Artist work depicting women's fight to vote will be inside Ohio Supreme Court
A well respected artist and local attorney is working on a major work of art that will be inside Ohio's Supreme Court. The murals will represent what took place in history as women fought to gain the right to vote.
Sunday, May 22nd 2022, 7:43 PM EDT
A well respected artist and local attorney is working on a major work of art that will be inside Ohio's Supreme Court.
The murals will represent what took place in history as women fought to gain the right to vote.
Nils Johnson, an attorney and artist, whose works of art are in galleries along the East Coast didn't believe the murals painted on some walls inside the Ohio Supreme Court reflect our world today.
Johnson is on a committee to
"There were murals from the 1930's that were white guys that were like me, and I said it seems like we ought to have a broader representation of our current society,"said Johnson.
Johnson is on a committee in Columbus in charge of taking care of the artwork in the Ohio Supreme Court building.
He found out his great grandfather from Sweden who settled in Youngstown was chairman of the committee decades ago.
Now he has the green light to move forward. The Artist worked with Katherine Garlic, Associate Proffessor of Costume Design, YSU Theater to make sure a photo shoot included clothing from 1912 when women were fighting for suffrage, the right to vote in elections.
Johnson asked area judges from the region to be models for the Women's Suffrage Re-Enactment.
He will use the pictures as a guide as he paints a mural with three panels that will grace the Ohio Supreme Court Building for decades.
The trailblazing judges and women will symbolize the strong women who built the state of Ohio, and celebrate the 100th Anniversary of the passage of the 19th Amendment that gave women the right to vote.
"As the first woman on the Seventh District Court of Appeals, and as a student of history,
I think it's important in these times to remember how hard women fought for the right to vote. Many of them died. It took years," said Judge Waite.
"For me to be part of this movement, and be part of history not only here in Youngstown but to have a piece of history reflected in the state is pretty amazing," said Judge Carla Baldwin.
Baldwin was the first female African American elected to Youngstown Municipal Court Judge.
"Just to reflect on the fact we have come so far as women, and as women of color. When women were marching back then women had to fight to march with other white women. We had to fight," emphasized Judge Baldwin.

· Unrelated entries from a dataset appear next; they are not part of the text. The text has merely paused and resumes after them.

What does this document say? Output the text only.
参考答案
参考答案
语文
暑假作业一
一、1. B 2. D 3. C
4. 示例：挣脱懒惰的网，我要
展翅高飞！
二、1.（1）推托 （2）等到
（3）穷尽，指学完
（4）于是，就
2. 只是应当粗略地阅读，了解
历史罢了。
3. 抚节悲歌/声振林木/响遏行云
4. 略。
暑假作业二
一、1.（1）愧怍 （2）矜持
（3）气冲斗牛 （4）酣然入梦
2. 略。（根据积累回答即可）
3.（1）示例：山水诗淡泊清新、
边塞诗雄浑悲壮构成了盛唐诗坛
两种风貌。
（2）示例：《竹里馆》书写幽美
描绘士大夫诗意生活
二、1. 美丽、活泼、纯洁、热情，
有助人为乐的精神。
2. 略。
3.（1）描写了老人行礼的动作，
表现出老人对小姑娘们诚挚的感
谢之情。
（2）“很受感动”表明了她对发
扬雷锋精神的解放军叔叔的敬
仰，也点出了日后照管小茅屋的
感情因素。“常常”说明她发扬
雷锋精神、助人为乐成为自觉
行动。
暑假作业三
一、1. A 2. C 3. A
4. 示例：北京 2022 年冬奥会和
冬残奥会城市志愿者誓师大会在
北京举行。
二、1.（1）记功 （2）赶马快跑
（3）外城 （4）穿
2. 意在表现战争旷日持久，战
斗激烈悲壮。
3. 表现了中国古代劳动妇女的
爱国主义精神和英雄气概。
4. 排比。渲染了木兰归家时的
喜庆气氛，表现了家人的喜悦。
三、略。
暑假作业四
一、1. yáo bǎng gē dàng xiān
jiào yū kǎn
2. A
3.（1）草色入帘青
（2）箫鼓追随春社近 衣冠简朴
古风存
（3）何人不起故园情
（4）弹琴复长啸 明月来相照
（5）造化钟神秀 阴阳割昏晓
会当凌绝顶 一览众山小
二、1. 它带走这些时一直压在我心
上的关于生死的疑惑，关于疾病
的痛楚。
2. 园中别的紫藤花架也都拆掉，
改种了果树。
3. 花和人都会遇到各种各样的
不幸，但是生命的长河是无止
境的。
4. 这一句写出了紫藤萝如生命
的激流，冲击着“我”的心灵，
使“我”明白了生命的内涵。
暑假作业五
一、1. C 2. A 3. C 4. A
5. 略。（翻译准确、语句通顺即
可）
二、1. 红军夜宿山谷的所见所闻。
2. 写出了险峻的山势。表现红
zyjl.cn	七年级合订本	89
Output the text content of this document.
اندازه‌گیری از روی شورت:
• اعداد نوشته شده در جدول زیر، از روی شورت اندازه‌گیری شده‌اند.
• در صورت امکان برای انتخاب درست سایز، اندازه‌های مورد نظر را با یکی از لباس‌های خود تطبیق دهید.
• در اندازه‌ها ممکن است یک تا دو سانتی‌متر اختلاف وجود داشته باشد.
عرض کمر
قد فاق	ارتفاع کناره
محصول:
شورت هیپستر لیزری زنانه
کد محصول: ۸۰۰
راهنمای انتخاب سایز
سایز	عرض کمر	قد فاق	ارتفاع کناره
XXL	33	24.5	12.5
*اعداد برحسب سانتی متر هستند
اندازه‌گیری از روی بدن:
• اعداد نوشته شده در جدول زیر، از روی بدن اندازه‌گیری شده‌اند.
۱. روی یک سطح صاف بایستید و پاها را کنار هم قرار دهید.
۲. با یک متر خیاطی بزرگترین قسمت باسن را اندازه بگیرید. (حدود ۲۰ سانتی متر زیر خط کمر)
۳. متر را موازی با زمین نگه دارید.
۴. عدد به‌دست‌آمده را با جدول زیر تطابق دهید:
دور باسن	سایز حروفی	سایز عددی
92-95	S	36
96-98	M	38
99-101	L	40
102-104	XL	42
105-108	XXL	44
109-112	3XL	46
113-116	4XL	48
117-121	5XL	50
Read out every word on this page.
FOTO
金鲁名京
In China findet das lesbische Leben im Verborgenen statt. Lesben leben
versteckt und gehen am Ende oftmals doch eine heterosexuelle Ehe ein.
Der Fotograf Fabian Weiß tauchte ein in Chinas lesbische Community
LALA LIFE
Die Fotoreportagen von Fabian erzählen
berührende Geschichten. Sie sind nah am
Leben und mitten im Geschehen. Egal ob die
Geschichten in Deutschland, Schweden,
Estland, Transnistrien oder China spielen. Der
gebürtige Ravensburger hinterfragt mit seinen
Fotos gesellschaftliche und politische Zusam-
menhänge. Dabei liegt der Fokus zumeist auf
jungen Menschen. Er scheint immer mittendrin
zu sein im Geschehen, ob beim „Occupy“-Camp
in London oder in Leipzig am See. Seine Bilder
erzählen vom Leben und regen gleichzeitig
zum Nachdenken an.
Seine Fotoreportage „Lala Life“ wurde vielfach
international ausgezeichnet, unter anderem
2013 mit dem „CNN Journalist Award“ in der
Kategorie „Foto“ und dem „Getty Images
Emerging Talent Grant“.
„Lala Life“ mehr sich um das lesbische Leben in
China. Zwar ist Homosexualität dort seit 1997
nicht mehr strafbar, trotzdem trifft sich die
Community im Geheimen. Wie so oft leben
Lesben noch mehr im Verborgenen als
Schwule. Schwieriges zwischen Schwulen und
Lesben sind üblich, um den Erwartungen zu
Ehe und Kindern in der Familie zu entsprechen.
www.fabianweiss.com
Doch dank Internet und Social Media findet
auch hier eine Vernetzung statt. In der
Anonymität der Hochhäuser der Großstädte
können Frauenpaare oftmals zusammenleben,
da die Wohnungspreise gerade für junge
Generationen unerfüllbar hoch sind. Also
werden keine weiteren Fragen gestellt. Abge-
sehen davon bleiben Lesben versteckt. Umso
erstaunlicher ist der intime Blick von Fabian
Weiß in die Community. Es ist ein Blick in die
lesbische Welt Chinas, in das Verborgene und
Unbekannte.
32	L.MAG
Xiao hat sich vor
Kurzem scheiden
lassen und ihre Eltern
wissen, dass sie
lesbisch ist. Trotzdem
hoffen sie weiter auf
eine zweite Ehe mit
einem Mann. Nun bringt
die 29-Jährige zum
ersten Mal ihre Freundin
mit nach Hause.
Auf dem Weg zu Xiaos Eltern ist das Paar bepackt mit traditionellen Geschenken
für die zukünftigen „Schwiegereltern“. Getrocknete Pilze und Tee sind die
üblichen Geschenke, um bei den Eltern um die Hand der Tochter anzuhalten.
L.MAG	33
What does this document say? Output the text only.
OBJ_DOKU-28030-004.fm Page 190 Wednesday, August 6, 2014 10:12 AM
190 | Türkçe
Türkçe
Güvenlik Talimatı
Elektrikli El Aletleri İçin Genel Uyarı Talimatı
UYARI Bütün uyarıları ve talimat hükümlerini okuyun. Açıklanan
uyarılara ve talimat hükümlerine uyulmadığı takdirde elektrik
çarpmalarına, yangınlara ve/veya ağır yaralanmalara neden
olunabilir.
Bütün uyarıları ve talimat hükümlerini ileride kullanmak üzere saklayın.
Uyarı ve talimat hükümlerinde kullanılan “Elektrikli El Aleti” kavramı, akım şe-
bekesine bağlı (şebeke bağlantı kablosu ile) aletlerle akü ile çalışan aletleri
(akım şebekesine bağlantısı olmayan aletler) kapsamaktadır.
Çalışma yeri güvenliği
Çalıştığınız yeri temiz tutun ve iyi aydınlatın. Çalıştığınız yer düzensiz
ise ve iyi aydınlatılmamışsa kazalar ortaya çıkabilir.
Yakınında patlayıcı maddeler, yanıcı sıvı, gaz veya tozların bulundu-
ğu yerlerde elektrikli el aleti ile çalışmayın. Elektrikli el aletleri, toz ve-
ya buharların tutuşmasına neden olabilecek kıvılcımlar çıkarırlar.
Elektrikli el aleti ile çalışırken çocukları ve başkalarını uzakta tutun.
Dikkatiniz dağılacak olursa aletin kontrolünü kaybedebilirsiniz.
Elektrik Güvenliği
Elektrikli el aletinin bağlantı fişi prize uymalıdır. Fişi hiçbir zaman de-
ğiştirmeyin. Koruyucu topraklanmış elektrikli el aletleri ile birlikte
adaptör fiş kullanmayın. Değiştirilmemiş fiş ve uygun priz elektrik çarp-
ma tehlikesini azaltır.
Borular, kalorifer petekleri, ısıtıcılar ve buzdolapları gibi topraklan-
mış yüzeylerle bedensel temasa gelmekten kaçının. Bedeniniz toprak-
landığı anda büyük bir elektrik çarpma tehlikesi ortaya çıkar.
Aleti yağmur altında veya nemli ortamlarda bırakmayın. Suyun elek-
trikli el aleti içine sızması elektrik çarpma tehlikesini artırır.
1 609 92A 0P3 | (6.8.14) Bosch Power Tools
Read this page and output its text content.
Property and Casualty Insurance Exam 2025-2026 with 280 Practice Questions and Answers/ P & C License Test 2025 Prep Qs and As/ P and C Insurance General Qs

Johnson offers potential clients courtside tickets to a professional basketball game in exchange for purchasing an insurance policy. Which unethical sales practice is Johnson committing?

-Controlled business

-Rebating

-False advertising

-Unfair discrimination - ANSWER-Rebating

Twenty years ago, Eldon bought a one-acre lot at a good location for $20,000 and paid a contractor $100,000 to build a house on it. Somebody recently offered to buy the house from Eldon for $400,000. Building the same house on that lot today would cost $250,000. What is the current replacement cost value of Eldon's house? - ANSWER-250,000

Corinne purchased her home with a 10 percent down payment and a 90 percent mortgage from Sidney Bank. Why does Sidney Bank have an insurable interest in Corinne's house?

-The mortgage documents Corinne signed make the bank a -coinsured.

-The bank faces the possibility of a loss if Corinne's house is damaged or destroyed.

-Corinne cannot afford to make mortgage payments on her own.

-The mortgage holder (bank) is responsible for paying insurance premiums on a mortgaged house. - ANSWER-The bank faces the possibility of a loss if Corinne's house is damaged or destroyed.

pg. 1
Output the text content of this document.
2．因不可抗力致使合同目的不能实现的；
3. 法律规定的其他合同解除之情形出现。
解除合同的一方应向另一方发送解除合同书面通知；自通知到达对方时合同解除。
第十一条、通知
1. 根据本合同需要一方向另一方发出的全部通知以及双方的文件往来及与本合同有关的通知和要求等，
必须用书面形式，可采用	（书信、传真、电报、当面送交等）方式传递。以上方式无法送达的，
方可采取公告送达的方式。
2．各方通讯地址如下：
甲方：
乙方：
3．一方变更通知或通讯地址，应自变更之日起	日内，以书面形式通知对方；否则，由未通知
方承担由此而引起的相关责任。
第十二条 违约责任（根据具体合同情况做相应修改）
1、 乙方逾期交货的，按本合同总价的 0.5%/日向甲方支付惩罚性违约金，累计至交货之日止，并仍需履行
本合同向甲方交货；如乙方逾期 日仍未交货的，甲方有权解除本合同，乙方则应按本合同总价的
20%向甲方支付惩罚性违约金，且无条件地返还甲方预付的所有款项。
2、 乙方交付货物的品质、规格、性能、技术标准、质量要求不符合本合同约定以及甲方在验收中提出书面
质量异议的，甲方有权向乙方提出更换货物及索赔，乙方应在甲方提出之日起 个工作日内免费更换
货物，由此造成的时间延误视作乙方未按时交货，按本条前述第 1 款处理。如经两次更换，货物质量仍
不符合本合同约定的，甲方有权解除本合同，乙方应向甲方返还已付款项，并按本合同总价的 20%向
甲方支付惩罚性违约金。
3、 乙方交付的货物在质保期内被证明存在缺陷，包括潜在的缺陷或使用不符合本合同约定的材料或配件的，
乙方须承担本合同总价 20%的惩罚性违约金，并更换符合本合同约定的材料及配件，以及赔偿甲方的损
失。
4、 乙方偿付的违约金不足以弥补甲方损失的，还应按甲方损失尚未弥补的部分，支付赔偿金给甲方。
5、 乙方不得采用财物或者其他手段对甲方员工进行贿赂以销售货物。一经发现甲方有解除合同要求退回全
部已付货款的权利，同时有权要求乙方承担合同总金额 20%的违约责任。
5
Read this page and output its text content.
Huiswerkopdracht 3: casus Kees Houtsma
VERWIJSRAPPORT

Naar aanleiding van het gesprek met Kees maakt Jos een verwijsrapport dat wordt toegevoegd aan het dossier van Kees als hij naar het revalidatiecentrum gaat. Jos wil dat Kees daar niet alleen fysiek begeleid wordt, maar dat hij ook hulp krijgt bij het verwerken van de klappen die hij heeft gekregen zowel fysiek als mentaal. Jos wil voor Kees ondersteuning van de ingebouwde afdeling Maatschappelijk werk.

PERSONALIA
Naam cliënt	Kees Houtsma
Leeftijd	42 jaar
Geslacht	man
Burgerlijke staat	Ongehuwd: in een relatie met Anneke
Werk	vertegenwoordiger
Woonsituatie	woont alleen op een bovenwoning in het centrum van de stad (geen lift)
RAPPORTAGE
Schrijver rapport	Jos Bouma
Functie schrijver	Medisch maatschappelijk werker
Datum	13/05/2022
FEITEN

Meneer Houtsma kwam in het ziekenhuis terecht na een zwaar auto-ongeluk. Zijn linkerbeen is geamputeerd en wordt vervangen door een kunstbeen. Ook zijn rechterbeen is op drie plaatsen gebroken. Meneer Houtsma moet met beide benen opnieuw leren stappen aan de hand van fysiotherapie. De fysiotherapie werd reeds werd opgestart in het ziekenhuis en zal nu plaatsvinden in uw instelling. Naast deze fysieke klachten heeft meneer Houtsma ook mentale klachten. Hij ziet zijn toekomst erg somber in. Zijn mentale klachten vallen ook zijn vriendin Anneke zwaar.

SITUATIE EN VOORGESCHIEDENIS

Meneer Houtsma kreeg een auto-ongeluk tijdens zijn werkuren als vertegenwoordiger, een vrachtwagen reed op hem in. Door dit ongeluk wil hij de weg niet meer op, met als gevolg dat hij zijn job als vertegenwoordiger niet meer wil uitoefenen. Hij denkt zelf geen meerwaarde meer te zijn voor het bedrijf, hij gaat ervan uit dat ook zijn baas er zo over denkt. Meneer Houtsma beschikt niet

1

Johnson's mural will be at the front of the building so kids on tours will see the art that explains history in less complex terms.
"Artists are necessary at times to distill a lot of complex information and present it to a lot of people in an intuitive way," said Artist Johnson.
Judge Cheryl Waite, Carol Robb, Carla Baldwin, and Theresa Dellick took part in today's re-enactment.
Catherine Garlick, Darla Penza, and Sharon Roncone also joined them.
Judge Molly Johnson, the artists daughter who is also an attorney was unable to be at the re-enactment.